My Father also took on homesteading in the sixties buying a Jersey cow and learning to milk it ( we all learned and loved the cream and raw milk), buying a steer to raise for meat and other such undertakings. We were a bit of a "Green Acres" kind of family as we'd always been city or suburban dwellers, but a new fun adventure for us all.
When all families would just go to the ski resort to ski, my Dad insisted that we first just go out to a bare mountain and learn the hard way, herringbone up the hill to earn our reward of coming down. I hated it then, but now see the wisdom and I am still good at that herringbone move.
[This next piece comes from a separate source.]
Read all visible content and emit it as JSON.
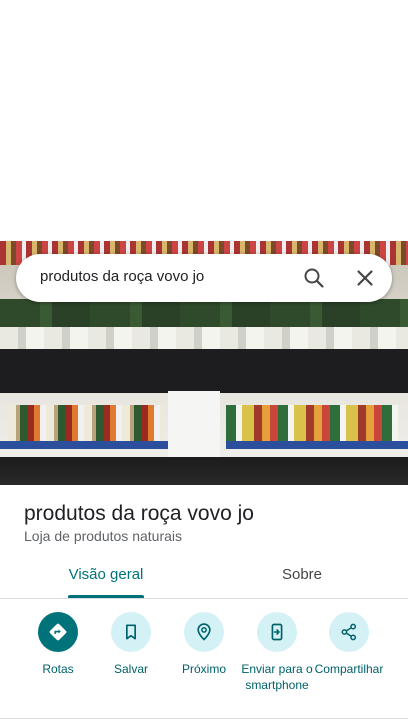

"Life is complex. Each one of us must make his own path through life. There are no self-help manuals, no formulas, no easy answers. The right road for one is the wrong road for another...The journey of life is not paved in blacktop; it is not brightly lit, and it has no road signs. It is a rocky path through the wilderness" M. Scott Peck
15) LOVE OF THE LAND
Nobody loved his land more than my Dad. He fell in love with the land we owned in Pennsylvania where we all learned lessons about farming and ranching and he deeply loved his land in Arizona and always wanted it to be a place for all of us in the family.
He took great care of his land and loved his animals. That example taught us so much and instilled a deep love of the land and animals in each of us. Walking the land in many countries on our world tour inspires us and we even manage to garden as we roam.
"Without land, a man is nothing; land is a man's very soul." Joseph Connally
16) BIG BOYS DO CRY AND SENSITIVITY IS A GOOD THING
My Father was very emotionally sensitive and laughed and cried easily as I do. I remember him crying at tear-jerking movies like Shirley Temple. This willingness to feel his feelings and be who he was impressed me forever and gave me a guide post on how to handle my own deep emotions.
"Those who do not know how to weep with their whole heart don't know how to laugh either." Golda Meir "Tears are God's gift to us. Our holy water. They heal us as they flow." Rita Schiano
What a legacy of love! My heart is full of gratitude for the lessons from my Father. What are your favorite lessons that you got from your Father?